To create the Amazon ML role

  1. Use the following permissions policy to create a role for Amazon ML in the IAM console. The permissions policy creates a role that gives permission to create and modify Amazon Elastic Compute Cloud (Amazon EC2) and Amazon Redshift security groups, and configures read and write access to the Amazon S3 location where data uploaded from Amazon Redshift will be stored.

    { "Version": "2012-10-17", "Statement": [{ "Action": [ "ec2:DescribeSecurityGroups", "ec2:AuthorizeSecurityGroupIngress", "ec2:CreateSecurityGroup", "ec2:DescribeInternetGateways", "ec2:RevokeSecurityGroupIngress", "s3:GetObject", "s3:GetBucketLocation", "s3:GetBucketPolicy", "s3:PutBucketPolicy", "s3:PutObject", "redshift:CreateClusterSecurityGroup", "redshift:AuthorizeClusterSecurityGroupIngress", "redshift:RevokeClusterSecurityGroupIngress", "redshift:DescribeClusterSecurityGroups", "redshift:DescribeClusters", "redshift:ModifyCluster" ], "Effect": "Allow", "Resource": [ "*" ] }] }

    For more information about creating a role for Amazon ML, see Creating a Role to Delegate Permissions to an AWS Service in the IAM User Guide.

  2. After you create a role for Amazon ML, create a trust policy for the role, and attach the trust policy to the role. The trust policy controls who is allowed to assume the role. The following trust policy allows Amazon ML to assume the role that is defined in the preceding example.

    { "Version": "2008-10-17", "Statement": [{ "Sid": "", "Effect": "Allow", "Principal": { "Service": "" }, "Action": "sts:AssumeRole" }] }

    For more information about adding a trust policy to a role, see Modifying a Role in the IAM User Guide.
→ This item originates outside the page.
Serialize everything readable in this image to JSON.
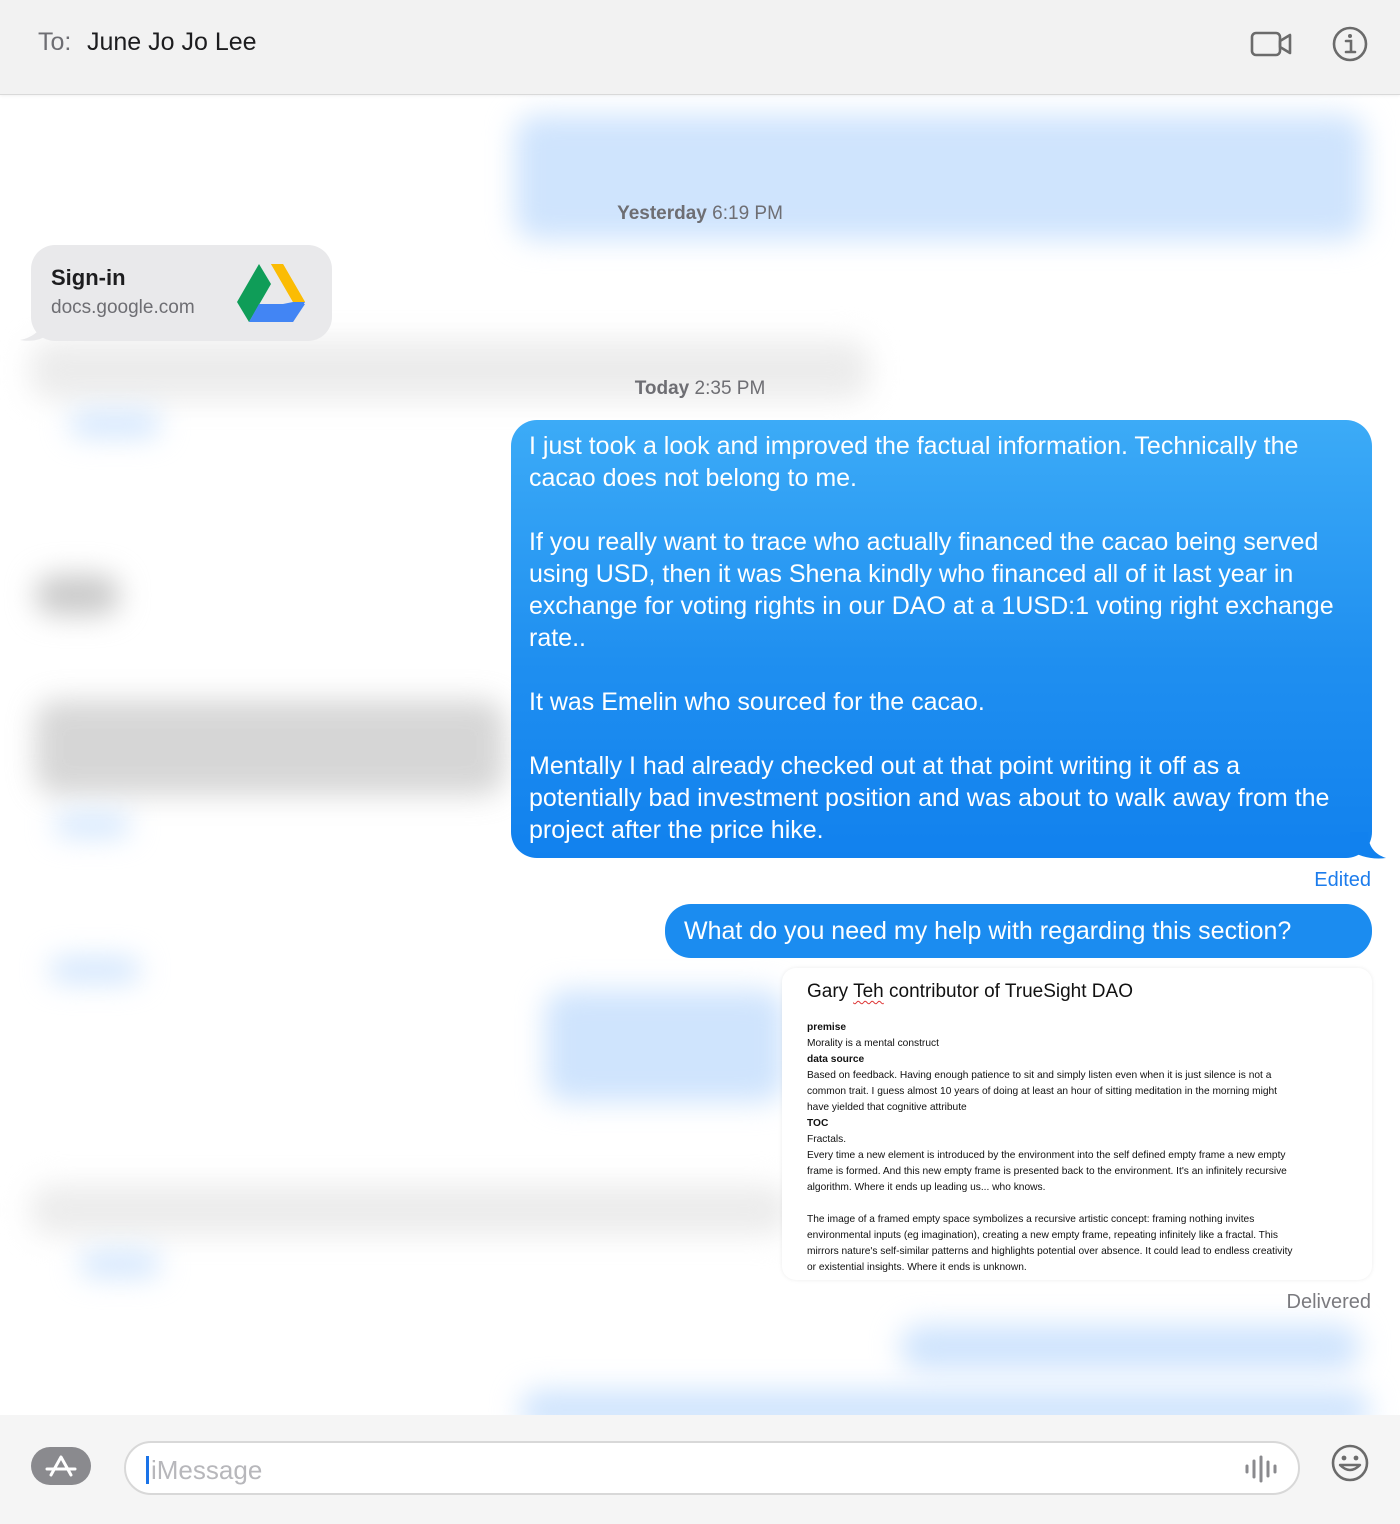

  3. To allow your IAM user to pass the role that you just created to Amazon ML, you must attach a permissions policy with the iam:PassRole permission to your IAM user. If necessary, you can restrict your IAM user to passing specific roles by replacing the * in the Resource field with the ARN of the role that you want to pass. To pass a role to Amazon ML, attach the following policy to your IAM user.

    { "Version": "2012-10-17", "Statement": [{ "Effect": "Allow", "Action": [ "iam:PassRole" ], "Resource": [ "*" ] }] }

After you have created and configured the role, the trust policy, and your IAM user, you can use the Amazon ML console to create a datasource from Amazon Redshift data.